One important concept in improv is saying “yes” to everything to create opportunities, whether it’s a suggestion for location, object, or mood, whatever you get, you have to say yes. This concept helps patients overcome trauma by saying yes to it and saying yes to the opportunity that comes from it.
Yes, someone stuck a gun in my face, and I could have died. Yes, I survived it and I’m still here. Yes, it was stupid, and I want to make fun of it. Yes, I feel better, and I know I will be better.
If the audience can identify with other people living with trauma or mental illness, the thinking goes, then it could inspire them to try this therapeutic approach for themselves. Granirer’s program is growing with more participants attending sessions and more cities across North America offering these workshops every year.
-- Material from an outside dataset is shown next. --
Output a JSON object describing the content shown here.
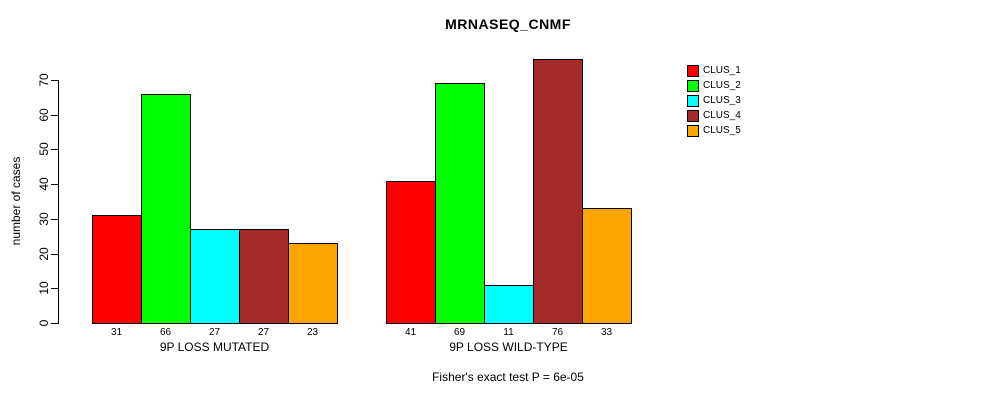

I always loved comedy, but before my first stand-up experience, I never thought it would be something that would help me to deal with a traumatic experience, but processing the robbery and talking about it on stage changed the way I think about comedy and trauma.
Having a gun pointed at me was horrible and still affects me today — it probably always will, but I didn’t want to be a victim, I wanted to take control of it. The best way I knew how to do that was to make fun of it and look at the hilarity of it all. This wasn’t an Ocean’s Eleven heist, and they were not masterminds. They were just a couple of assholes with a gun.
The blinding sun is the robbery, and all the colours from the prism are the hilarious reasons I survived.
You want to know what happened? You want to know how I survived the robbery or how I’m feeling? Come see my comedy show, five dollars at the door and cheap drinks all night.